For the reasons which I have given in the context of proprietary estoppel, the imposition of a constructive trust in the present case is not precluded by virtue of the amount of the proved expenditure of Mr Cobbe relative to the purchase price of the Property and the anticipated sales following completion of the development and his anticipated profit, or Mr Cobbe’s belief that if Mrs Lisle-Mainwaring withdrew from the development before the grant of planning permission he would be reimbursed his expenditure, or any offer by Mrs Lisle-Mainwaring to reimburse Mr Cobbe’s expenditure, or Mr Seitler’s “floodgates” argument; and nor, for the reasons I have given in para [127] above, need any constructive trust be on the terms of, or reflect, the March 2004 terms.

222.

If a constructive trust was imposed on the First Defendant no issue would arise in relation to s. 2 of the 1989 Act in view of the provisions of s. 2(5).

223.

The reason, and the only reason, why a constructive trust is neither necessary nor appropriate in the present case is because the lien I have ordered is, in all the circumstances, a more appropriate way of satisfying the equity of Mr. Cobbe arising from the facts.

Restitution

224.

In view of my decision in relation to proprietary estoppel and constructive trust, it is not necessary for me to consider further the claim in restitution.

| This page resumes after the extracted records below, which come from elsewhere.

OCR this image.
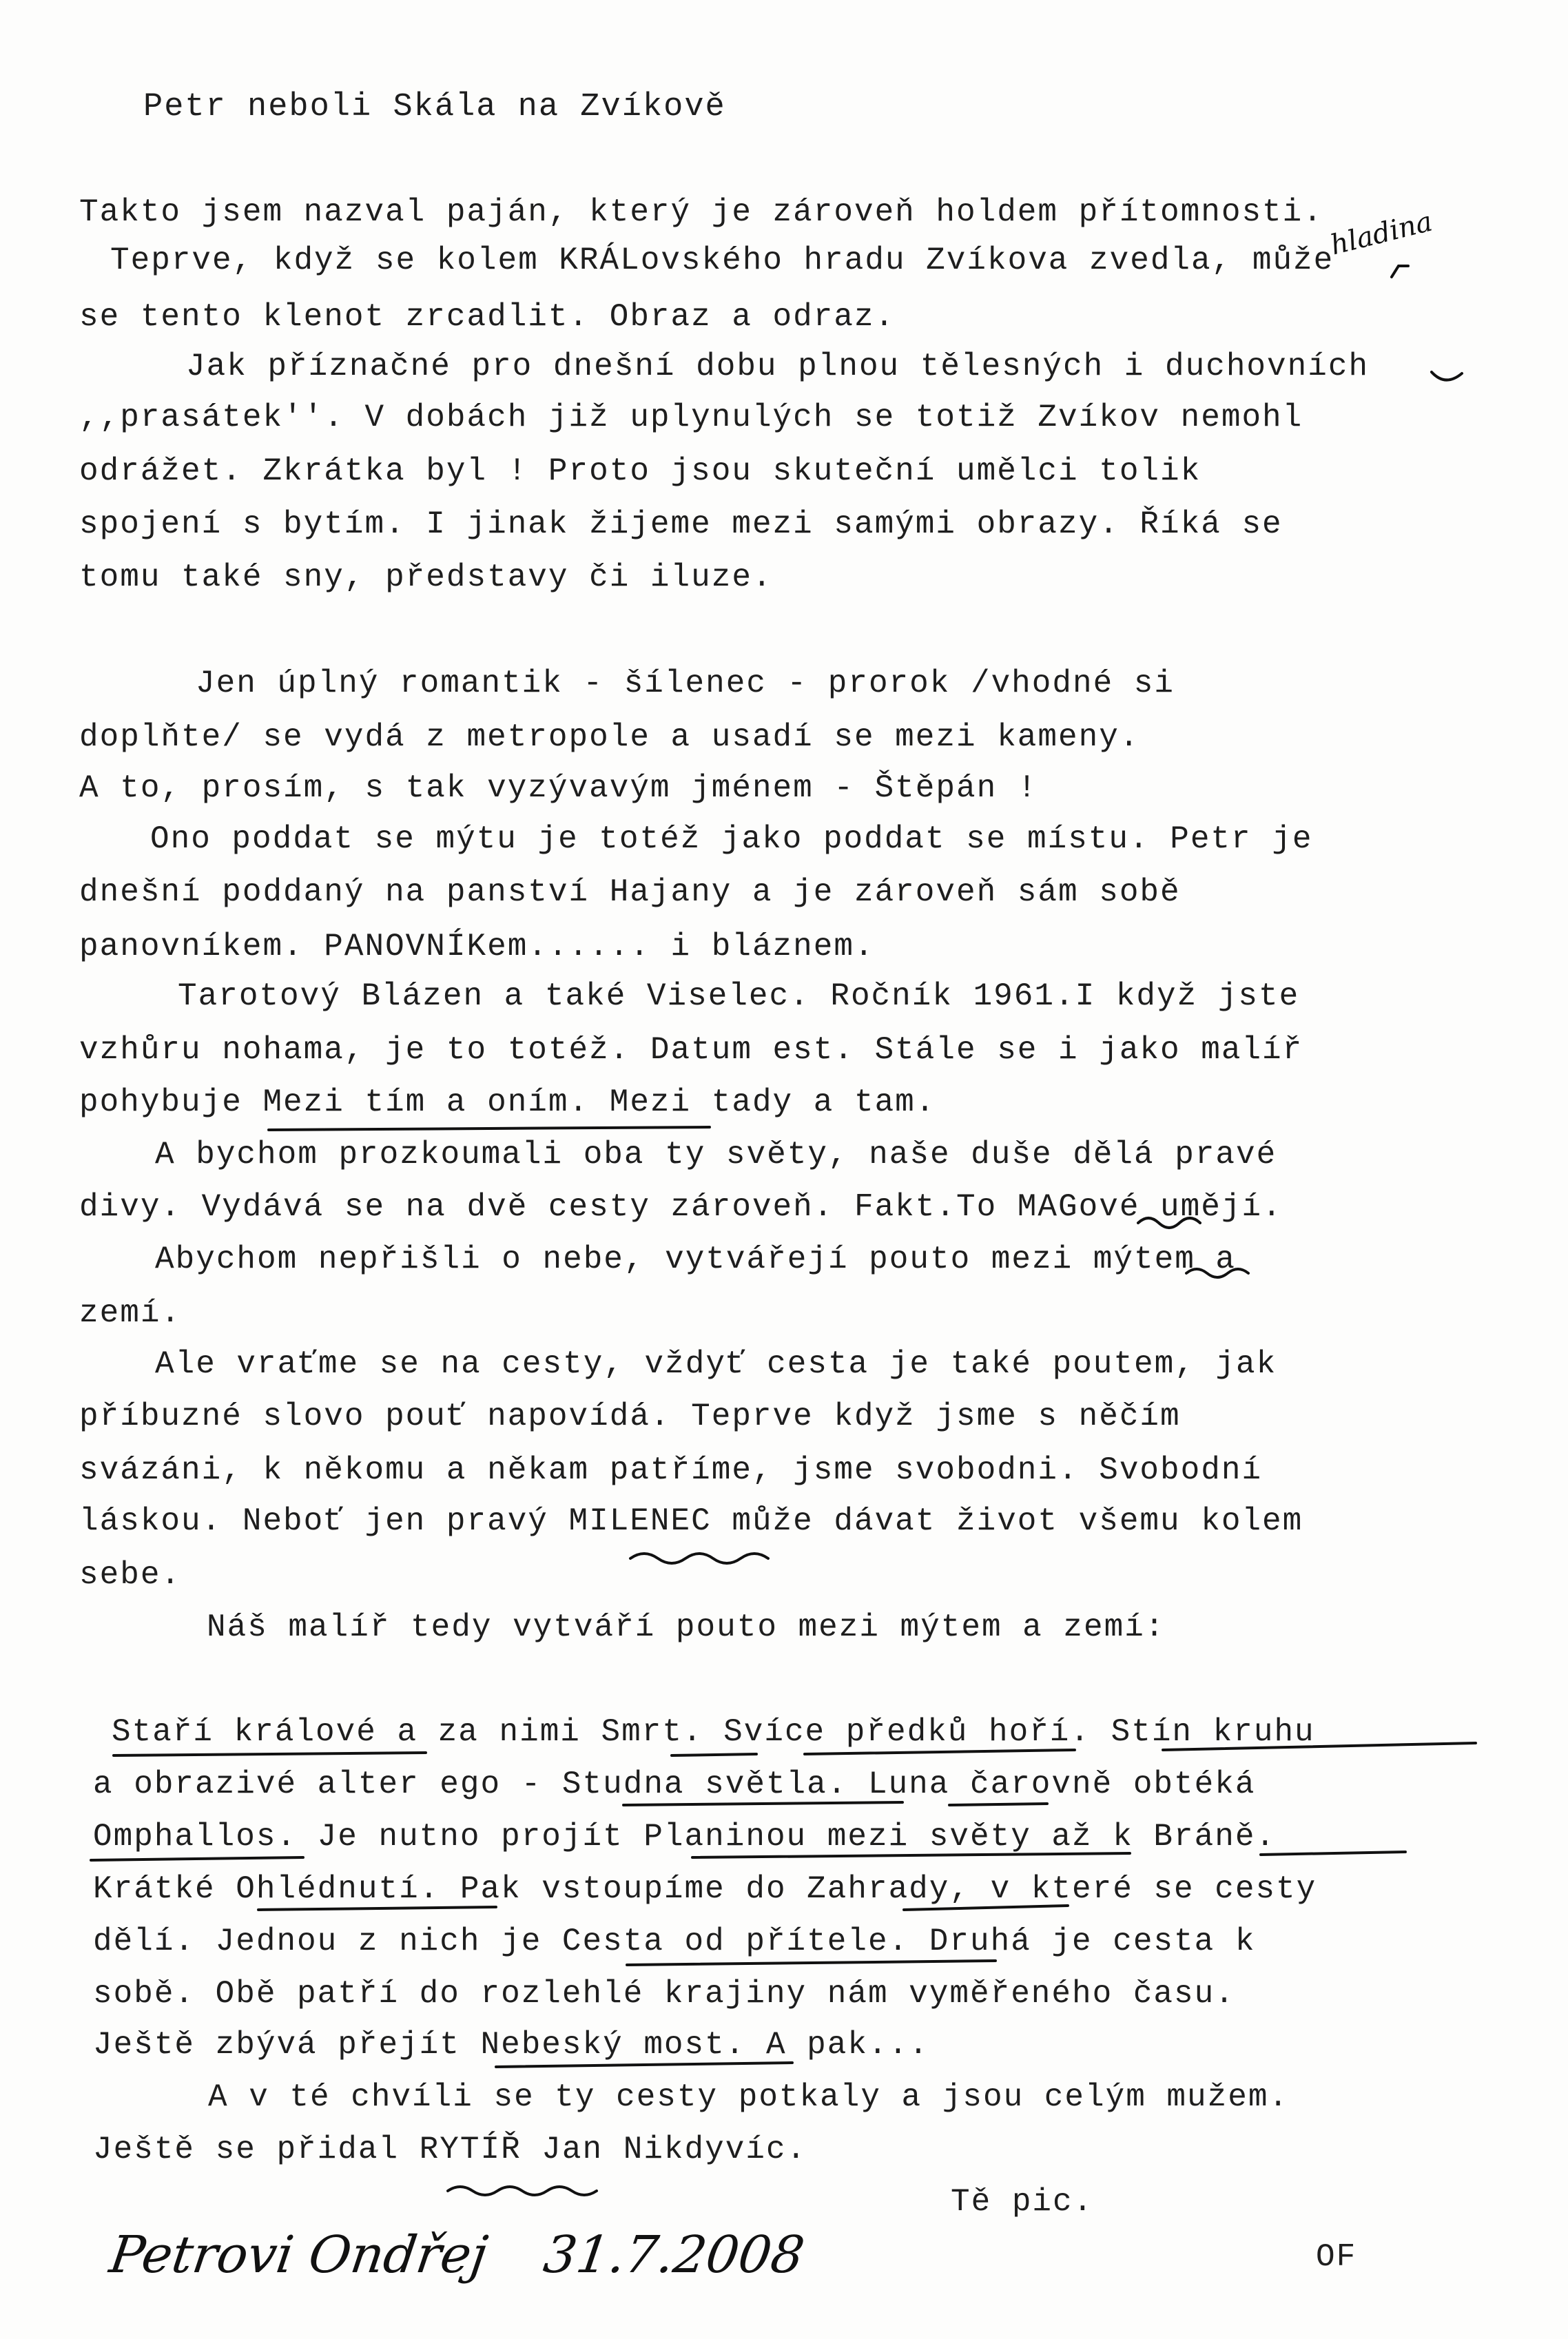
Petr neboli Skála na Zvíkově
Takto jsem nazval paján, který je zároveň holdem přítomnosti.
Teprve, když se kolem KRÁLovského hradu Zvíkova zvedla, může
se tento klenot zrcadlit. Obraz a odraz.
Jak příznačné pro dnešní dobu plnou tělesných i duchovních
,,prasátek''. V dobách již uplynulých se totiž Zvíkov nemohl
odrážet. Zkrátka byl ! Proto jsou skuteční umělci tolik
spojení s bytím. I jinak žijeme mezi samými obrazy. Říká se
tomu také sny, představy či iluze.
Jen úplný romantik - šílenec - prorok /vhodné si
doplňte/ se vydá z metropole a usadí se mezi kameny.
A to, prosím, s tak vyzývavým jménem - Štěpán !
Ono poddat se mýtu je totéž jako poddat se místu. Petr je
dnešní poddaný na panství Hajany a je zároveň sám sobě
panovníkem. PANOVNÍKem...... i bláznem.
Tarotový Blázen a také Viselec. Ročník 1961.I když jste
vzhůru nohama, je to totéž. Datum est. Stále se i jako malíř
pohybuje Mezi tím a oním. Mezi tady a tam.
A bychom prozkoumali oba ty světy, naše duše dělá pravé
divy. Vydává se na dvě cesty zároveň. Fakt.To MAGové umějí.
Abychom nepřišli o nebe, vytvářejí pouto mezi mýtem a
zemí.
Ale vraťme se na cesty, vždyť cesta je také poutem, jak
příbuzné slovo pouť napovídá. Teprve když jsme s něčím
svázáni, k někomu a někam patříme, jsme svobodni. Svobodní
láskou. Neboť jen pravý MILENEC může dávat život všemu kolem
sebe.
Náš malíř tedy vytváří pouto mezi mýtem a zemí:
Staří králové a za nimi Smrt. Svíce předků hoří. Stín kruhu
a obrazivé alter ego - Studna světla. Luna čarovně obtéká
Omphallos. Je nutno projít Planinou mezi světy až k Bráně.
Krátké Ohlédnutí. Pak vstoupíme do Zahrady, v které se cesty
dělí. Jednou z nich je Cesta od přítele. Druhá je cesta k
sobě. Obě patří do rozlehlé krajiny nám vyměřeného času.
Ještě zbývá přejít Nebeský most. A pak...
A v té chvíli se ty cesty potkaly a jsou celým mužem.
Ještě se přidal RYTÍŘ Jan Nikdyvíc.
Tě pic.
hladina
Petrovi Ondřej 31.7.2008	OF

The Claim against Mrs Lisle-Mainwaring

225.

In the amended Particulars of Claim it is alleged that at all material times Mrs Lisle-Mainwaring has been the director of and the guiding mind of the First Defendant and has made all its decisions on its behalf. So far as Mr Cobbe is aware, that is particularly true of the First Agreement, the Second Agreement and the March 2004 terms. In the prayer to the amended Particulars of Claim, an order is sought against Mrs Lisle-Mainwaring “on behalf of the company, to give effect to such orders the court may make” for a constructive trust or pursuant to proprietary estoppel.

226.

Mr Harper submitted that, on the facts of the present case, the court should not hesitate to penetrate the corporate veil of the First Defendant and make orders directly against Mrs Lisle-Mainwaring who, as the directing mind of the First Defendant in relation to the sale and development of the Property, should be held personally responsible for giving effect to the relief granted in favour of Mr Cobbe.

227.

I can see no proper legal basis for making an order against Mrs Lisle-Mainwaring as sought in the amended Particulars of Claim. The only necessary and proper Defendant to the proceedings is the First Defendant. There are no valid grounds for penetrating the corporate veil in the manner suggested by Mr Harper.

228.

Accordingly, I dismiss the claim against Mrs Lisle-Mainwaring.

Decision

229.

For the reasons I have given in this judgment, I declare that the Property is subject to a lien in favour of Mr Cobbe for an amount equal to half the increase in the value of the Property as a consequence of the grant of the Planning Permission. The valuation is to be carried out as at 18 March 2004 and is to disregard the effect on the value of the Property resulting from the planning application of 3 July 2003. That relief is conditional on Mr Cobbe undertaking to instruct PDP to permit the use of the Planning Permission plans by the First Defendant or, at its direction, any other person.

230.

I shall hear submissions further as to whether interest should be charged in equity on that amount until payment, and, if so, as to what rate and for what period.

231.

I shall also hear further from counsel as to directions for the conduct of any inquiry to ascertain that value.

232.

I dismiss the claim against Mrs Lisle-Mainwaring.